We see the Obama administration working on one hand to break from the status quo and to become more supportive of those populaces who are willing to pursue reasonable (if not entirely peaceful) ways and means to achieve change. This is a start, as it is not a blind commitment to forcing the status quo. Equally dangerous, however, is to push for US forms of governance, and current US values; as if populaces everywhere were somehow in the same culture, the same time and place as US socio-cultural evolution is right now. To move another government artificially in such a way is to create an even larger, more illegitimate, and more inappropriate, more exploitable gap in the other direction. Neither internal nor external governments should expect the populace to conform to them, it is governments that must conform to the people.

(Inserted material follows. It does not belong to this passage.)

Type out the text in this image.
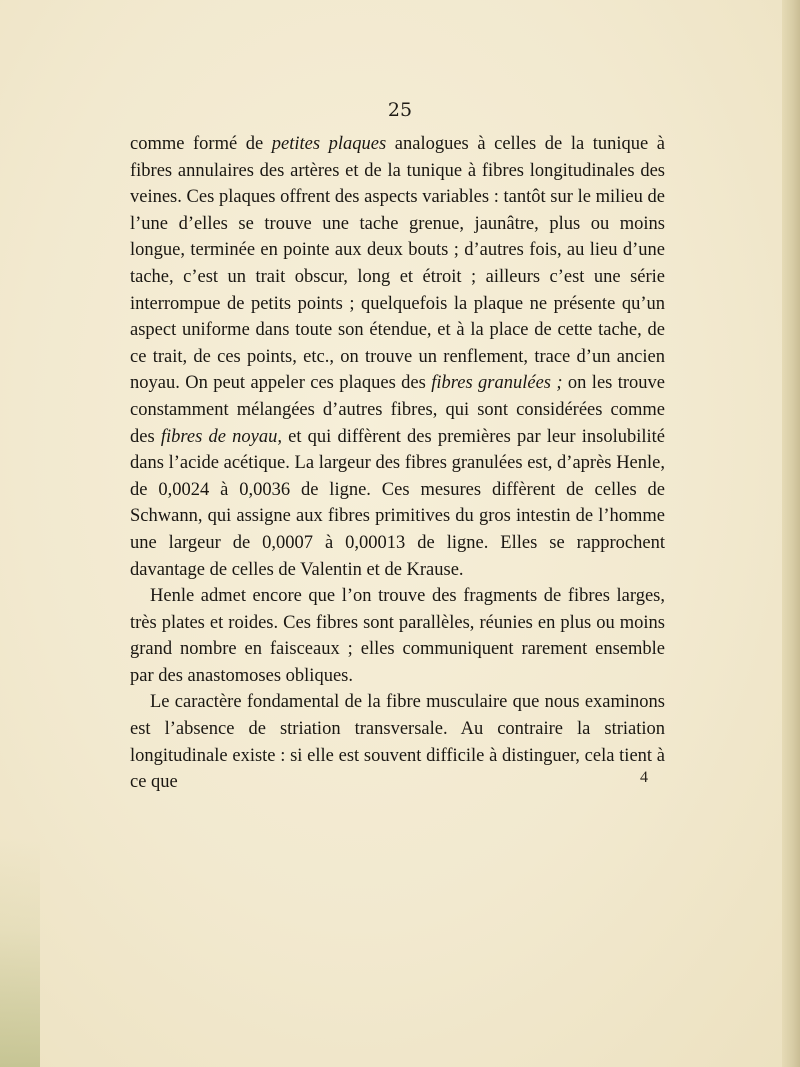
25

comme formé de petites plaques analogues à celles de la tunique à fibres annulaires des artères et de la tunique à fibres longitudinales des veines. Ces plaques offrent des aspects variables : tantôt sur le milieu de l’une d’elles se trouve une tache grenue, jaunâtre, plus ou moins longue, terminée en pointe aux deux bouts ; d’autres fois, au lieu d’une tache, c’est un trait obscur, long et étroit ; ailleurs c’est une série interrompue de petits points ; quelquefois la plaque ne présente qu’un aspect uniforme dans toute son étendue, et à la place de cette tache, de ce trait, de ces points, etc., on trouve un renflement, trace d’un ancien noyau. On peut appeler ces plaques des fibres granulées ; on les trouve constamment mélangées d’autres fibres, qui sont considérées comme des fibres de noyau, et qui diffèrent des premières par leur insolubilité dans l’acide acétique. La largeur des fibres granulées est, d’après Henle, de 0,0024 à 0,0036 de ligne. Ces mesures diffèrent de celles de Schwann, qui assigne aux fibres primitives du gros intestin de l’homme une largeur de 0,0007 à 0,00013 de ligne. Elles se rapprochent davantage de celles de Valentin et de Krause.

Henle admet encore que l’on trouve des fragments de fibres larges, très plates et roides. Ces fibres sont parallèles, réunies en plus ou moins grand nombre en faisceaux ; elles communiquent rarement ensemble par des anastomoses obliques.

Le caractère fondamental de la fibre musculaire que nous examinons est l’absence de striation transversale. Au contraire la striation longitudinale existe : si elle est souvent difficile à distinguer, cela tient à ce que	4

For US foreign policy we need to tailor our approaches by nation, and be more respective of differences, and if anything, encourage governments to be more in synch with their own people. We need to find new ways to pursue our own interests that are less tied to artificially stabilized status quos, as this is the primary driver of transnational terrorism against the US.

This is simply a matter of leadership style. We've been able to get away with "lazy leadership." A controlling style based upon superior strength and wealth. We will need to adopt a more sophisticated and nuanced form of influence-based leadership. The best leaders always spent 80% of their time in influence-based leadership, only applying power as needed, when needed. Lazy leaders are all power, all the time. The US is a lazy leader. Maybe that is what the president meant in his recent comments in Asia... He is seeking to turn this around, but we've been on this path for a several administrations and too many people have come to see such power-based lazy leadership as "what right looks like."

Just a theory. Governments need to control the one thing they have the right to control, their own actions. They need to then govern in ways that are more attuned to the people they affect, at home and abroad.